The output message of the license plate node contains both the input image AND the detected objects. But seems like the coco-ssd node doesn't pass the input image. Would perhaps be useful to have that as a feature, so you don't need to store it on memory ... @dceejay: is it ok for you if I create a pull request to pass the input image (always) to the output message? Similar to my screenshot above? Thanks!
I didn't have a look at the memory at that time. Did only a quick test without any memory performance.
Yes and hello my friends! In addition, for some distant camera views, it could be interesting to cut out the framed part of the image and zoom in. To be able to better detect the plate number (like in the image above with the Fiat entering the drive way). If you install opencv4nodejs you can do all that in javascript in post processing before you send it to platerecognizer service
Hey Walter,
That could indeed be a good enhancement! Although I'm not sure if the recognition will be better quality if you digitally (instead of optically) zoom in on a picture? No idea at all ...

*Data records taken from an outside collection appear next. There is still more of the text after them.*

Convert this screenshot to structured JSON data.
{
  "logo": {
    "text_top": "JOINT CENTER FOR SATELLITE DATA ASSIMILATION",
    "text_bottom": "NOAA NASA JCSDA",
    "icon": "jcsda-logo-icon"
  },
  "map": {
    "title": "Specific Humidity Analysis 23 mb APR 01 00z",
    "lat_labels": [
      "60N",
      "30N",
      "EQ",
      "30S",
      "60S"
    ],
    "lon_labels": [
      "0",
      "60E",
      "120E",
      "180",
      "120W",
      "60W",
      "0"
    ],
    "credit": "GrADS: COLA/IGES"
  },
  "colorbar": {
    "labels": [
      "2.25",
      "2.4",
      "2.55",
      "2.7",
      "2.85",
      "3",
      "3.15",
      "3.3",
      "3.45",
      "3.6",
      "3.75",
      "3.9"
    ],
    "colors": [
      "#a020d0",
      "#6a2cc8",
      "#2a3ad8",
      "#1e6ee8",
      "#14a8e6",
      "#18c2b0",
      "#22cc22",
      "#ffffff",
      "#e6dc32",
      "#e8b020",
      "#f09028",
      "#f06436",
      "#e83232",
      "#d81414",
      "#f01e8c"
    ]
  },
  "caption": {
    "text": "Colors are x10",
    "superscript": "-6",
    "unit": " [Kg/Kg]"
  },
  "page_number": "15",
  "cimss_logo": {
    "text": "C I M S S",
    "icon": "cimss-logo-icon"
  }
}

P.S. I don't want to go too much off-topic in this plate recognition discussion, but not sure what you mean by "If you install opencv4nodejs you can do all that in javascript"? Because opencv4nodejs uses the native (C) bindings of opencv, and not opencv.js (to have full javascript). But probably I have misunderstood you. Can you please explain in a separate discussion how it works and how we can use it?
Yes, that's fine, we can do if needed, (it was just what you touched, having access to opencv's image manipulation functions, maybe it's not needed if other options are available)
I deleted the plate-recognizer node and the memory leaks come back with tfjs-coco-ssd @dceejay :
Do you get this message when you start node-red (in the node-red-log) or after few times ? 2020-03-25 23: 27: 29.218208: W tensorflow / core / framework / allocator.cc: 107] Allocation of 8640000 exceeds 10% of system memory.